Brazil's Bolsonaro asks supporters to 'unblock' roads

 Brazil's outgoing President Jair Bolsonaro asked participants in what he said were "legitimate" protests to "unblock the roads" and demonstrate elsewhere Wednesday as they push for military intervention to keep him in power.


The far-right leaders' supporters are rallying in front of military installations in Brazil's major cities and have blocked highways in more than half the country's states, reports AFP.

The demonstrators, unwilling to accept the results of Bolsonaro's Sunday election defeat to leftist ex-president Luiz Inacio Lula da Silva, have now clogged autoroutes and caused nationwide disruptions for three straight days.

"I want to make an appeal to them: Unblock the roads," Bolsonaro said late Wednesday.
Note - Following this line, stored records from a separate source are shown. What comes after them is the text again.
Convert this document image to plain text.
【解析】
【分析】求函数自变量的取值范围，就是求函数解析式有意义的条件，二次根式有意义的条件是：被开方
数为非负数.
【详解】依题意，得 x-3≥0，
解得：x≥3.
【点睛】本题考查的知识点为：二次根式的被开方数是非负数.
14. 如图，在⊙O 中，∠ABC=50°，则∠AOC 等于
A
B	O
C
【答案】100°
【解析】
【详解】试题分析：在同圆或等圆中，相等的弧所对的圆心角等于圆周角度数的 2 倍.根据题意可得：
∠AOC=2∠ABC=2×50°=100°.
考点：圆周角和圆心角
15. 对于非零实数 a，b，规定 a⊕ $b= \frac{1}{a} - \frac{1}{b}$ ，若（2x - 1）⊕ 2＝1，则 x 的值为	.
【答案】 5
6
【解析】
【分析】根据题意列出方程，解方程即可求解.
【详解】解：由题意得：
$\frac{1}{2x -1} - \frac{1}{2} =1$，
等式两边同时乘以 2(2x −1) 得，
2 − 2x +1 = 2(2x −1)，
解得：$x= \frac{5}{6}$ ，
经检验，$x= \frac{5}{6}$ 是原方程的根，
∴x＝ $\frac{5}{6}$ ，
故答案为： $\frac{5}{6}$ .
The blockages do "not seem to me to be part of legitimate demonstrations."

"Other demonstrations that are taking place throughout Brazil in squares... are part of the democratic game. They are welcome," he added.
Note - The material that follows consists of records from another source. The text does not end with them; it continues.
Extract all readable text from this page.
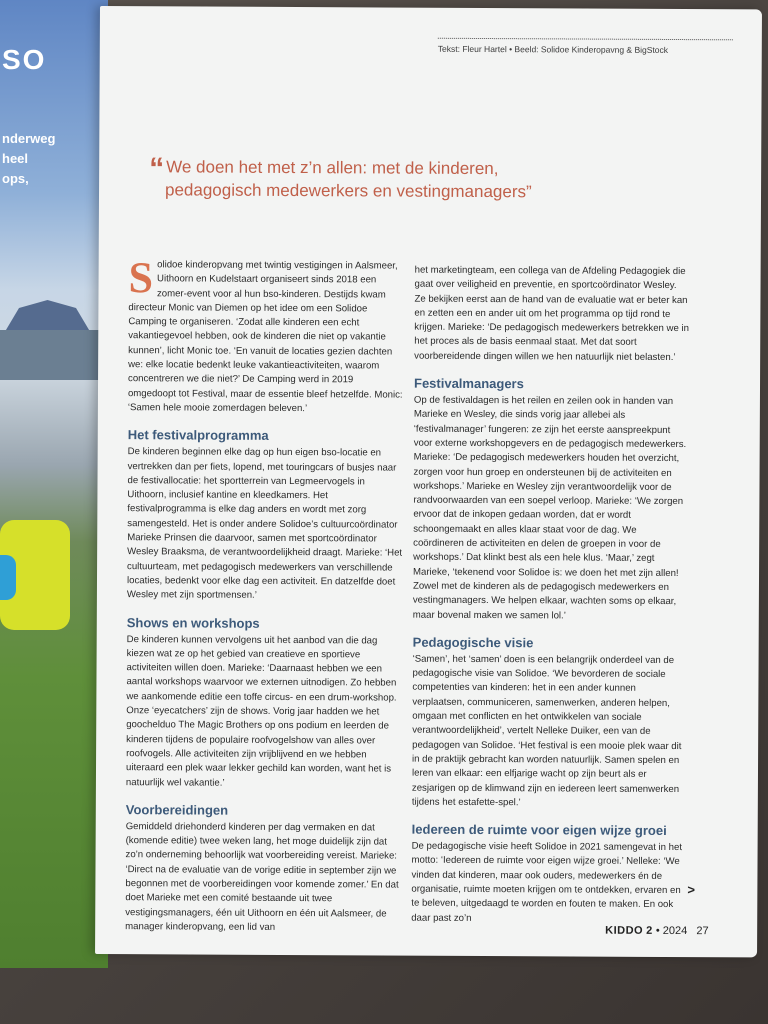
SO
nderweg
heel
ops,
Tekst: Fleur Hartel • Beeld: Solidoe Kinderopavng & BigStock
“ We doen het met z’n allen: met de kinderen,
pedagogisch medewerkers en vestingmanagers”

Solidoe kinderopvang met twintig vestigingen in Aalsmeer, Uithoorn en Kudelstaart organiseert sinds 2018 een zomer-event voor al hun bso-kinderen. Destijds kwam directeur Monic van Diemen op het idee om een Solidoe Camping te organiseren. ‘Zodat alle kinderen een echt vakantiegevoel hebben, ook de kinderen die niet op vakantie kunnen’, licht Monic toe. ‘En vanuit de locaties gezien dachten we: elke locatie bedenkt leuke vakantieactiviteiten, waarom concentreren we die niet?’ De Camping werd in 2019 omgedoopt tot Festival, maar de essentie bleef hetzelfde. Monic: ‘Samen hele mooie zomerdagen beleven.’

Het festivalprogramma

De kinderen beginnen elke dag op hun eigen bso-locatie en vertrekken dan per fiets, lopend, met touringcars of busjes naar de festivallocatie: het sportterrein van Legmeervogels in Uithoorn, inclusief kantine en kleedkamers. Het festivalprogramma is elke dag anders en wordt met zorg samengesteld. Het is onder andere Solidoe’s cultuurcoördinator Marieke Prinsen die daarvoor, samen met sportcoördinator Wesley Braaksma, de verantwoordelijkheid draagt. Marieke: ‘Het cultuurteam, met pedagogisch medewerkers van verschillende locaties, bedenkt voor elke dag een activiteit. En datzelfde doet Wesley met zijn sportmensen.’

Shows en workshops

De kinderen kunnen vervolgens uit het aanbod van die dag kiezen wat ze op het gebied van creatieve en sportieve activiteiten willen doen. Marieke: ‘Daarnaast hebben we een aantal workshops waarvoor we externen uitnodigen. Zo hebben we aankomende editie een toffe circus- en een drum-workshop. Onze ‘eyecatchers’ zijn de shows. Vorig jaar hadden we het goochelduo The Magic Brothers op ons podium en leerden de kinderen tijdens de populaire roofvogelshow van alles over roofvogels. Alle activiteiten zijn vrijblijvend en we hebben uiteraard een plek waar lekker gechild kan worden, want het is natuurlijk wel vakantie.’

Voorbereidingen

Gemiddeld driehonderd kinderen per dag vermaken en dat (komende editie) twee weken lang, het moge duidelijk zijn dat zo’n onderneming behoorlijk wat voorbereiding vereist. Marieke: ‘Direct na de evaluatie van de vorige editie in september zijn we begonnen met de voorbereidingen voor komende zomer.’ En dat doet Marieke met een comité bestaande uit twee vestigingsmanagers, één uit Uithoorn en één uit Aalsmeer, de manager kinderopvang, een lid van

het marketingteam, een collega van de Afdeling Pedagogiek die gaat over veiligheid en preventie, en sportcoördinator Wesley. Ze bekijken eerst aan de hand van de evaluatie wat er beter kan en zetten een en ander uit om het programma op tijd rond te krijgen. Marieke: ‘De pedagogisch medewerkers betrekken we in het proces als de basis eenmaal staat. Met dat soort voorbereidende dingen willen we hen natuurlijk niet belasten.’

Festivalmanagers

Op de festivaldagen is het reilen en zeilen ook in handen van Marieke en Wesley, die sinds vorig jaar allebei als ‘festivalmanager’ fungeren: ze zijn het eerste aanspreekpunt voor externe workshopgevers en de pedagogisch medewerkers. Marieke: ‘De pedagogisch medewerkers houden het overzicht, zorgen voor hun groep en ondersteunen bij de activiteiten en workshops.’ Marieke en Wesley zijn verantwoordelijk voor de randvoorwaarden van een soepel verloop. Marieke: ‘We zorgen ervoor dat de inkopen gedaan worden, dat er wordt schoongemaakt en alles klaar staat voor de dag. We coördineren de activiteiten en delen de groepen in voor de workshops.’ Dat klinkt best als een hele klus. ‘Maar,’ zegt Marieke, ‘tekenend voor Solidoe is: we doen het met zijn allen! Zowel met de kinderen als de pedagogisch medewerkers en vestingmanagers. We helpen elkaar, wachten soms op elkaar, maar bovenal maken we samen lol.’

Pedagogische visie

‘Samen’, het ‘samen’ doen is een belangrijk onderdeel van de pedagogische visie van Solidoe. ‘We bevorderen de sociale competenties van kinderen: het in een ander kunnen verplaatsen, communiceren, samenwerken, anderen helpen, omgaan met conflicten en het ontwikkelen van sociale verantwoordelijkheid’, vertelt Nelleke Duiker, een van de pedagogen van Solidoe. ‘Het festival is een mooie plek waar dit in de praktijk gebracht kan worden natuurlijk. Samen spelen en leren van elkaar: een elfjarige wacht op zijn beurt als er zesjarigen op de klimwand zijn en iedereen leert samenwerken tijdens het estafette-spel.’

Iedereen de ruimte voor eigen wijze groei

De pedagogische visie heeft Solidoe in 2021 samengevat in het motto: ‘Iedereen de ruimte voor eigen wijze groei.’ Nelleke: ‘We vinden dat kinderen, maar ook ouders, medewerkers én de organisatie, ruimte moeten krijgen om te ontdekken, ervaren en te beleven, uitgedaagd te worden en fouten te maken. En ook daar past zo’n

>
KIDDO 2 • 2024 27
After days of silence, Bolsonaro on Tuesday gave a short speech in which he neither accepted defeat nor congratulated Lula on his weekend win, although his chief of staff took the podium afterward to say the president had authorized the transition to a new government.

"Federal intervention now!" chanted some of the thousands who gathered in front of the Southeastern Military Command in the country's biggest city, Sao Paulo.

"We want a federal intervention because we demand our freedom. We do not admit that a thief governs us," Angela Cosac, 70, told AFP, alluding to the fact that Lula served time in prison for corruption.

The day of mobilization was marred by violence, however. At a roadblock near the town of Mirassol in Sao Paulo state, a motorist drove into a crowd of demonstrators, injuring at least seven people, according to CNN.

Some supporters of Bolsonaro, himself a retired army captain, made threatening gestures to journalists in Sao Paulo, where crowds of demonstrators swelled later in the day.

In the southern state of Santa Catarina, protesters were filmed on Wednesday raising Nazi salutes.

Thousands meanwhile gathered in the capital, Brasilia, chanting "civil resistance," while in rainy downtown Rio de Janeiro, demonstrators were filmed by Brazilian media shouting: "Lula, thief, your place is in prison."